Conclusion: The problems
table has exactly 4 columns.
Now that we know we have four columns, let’s try injecting random data to see if any of it is reflected in the game end screen.
' UNION SELECT 'a','b','c','d' --
What this does: Injects our own data into the result set, where:
- First column gets ‘a’
- Second column gets ‘b’
- Third column gets ‘c’
- Fourth column gets ‘d’
When we check the game end screen, we see that our injected data appears in the “correct_answer” field. Specifically, we see:
{
"correct_answer": "c",
"problem_id": 183,
"question": "What is the square root of 256?",
"score_earned": 50,
"solved": true
}
What this tells us:
- The third column position in our UNION SELECT contains what gets displayed as the “correct answer”
- We can control what appears in the game end screen
- The application processes our injected data and treats it as a valid problem solution
United we solve the challenge
Now we understand how to extract the flag:
- Problem: We need to get the actual answer from problem 201, not just make the query return true
- Discovery: The third column position in UNION SELECT controls what appears as the “correct answer”
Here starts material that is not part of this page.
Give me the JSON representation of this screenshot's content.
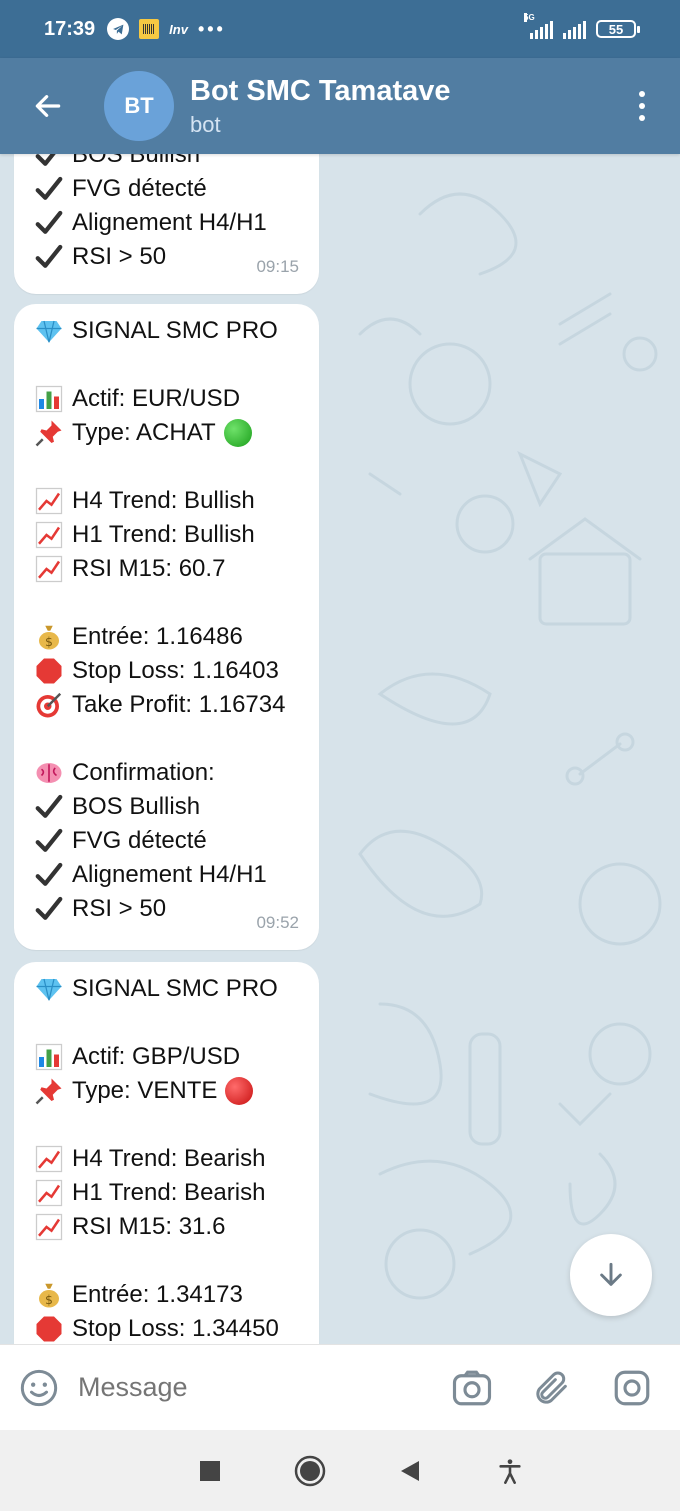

- Strategy: Use UNION SELECT to inject problem 201’s data, with the third column containing the actual answer
Why this approach works:
- Instead of trying to make the query always true, we’re injecting actual data
- The third column position controls what gets displayed as the answer
- If we can get problem 201’s real answer into that third position, it will appear in the game end screen
The final payload:
' UNION SELECT null,null,(SELECT answer FROM problems WHERE id = 201),null --
After using that payload, we simply wait the 30 seconds to reach the end screen, which will show our flag in the correct answer box.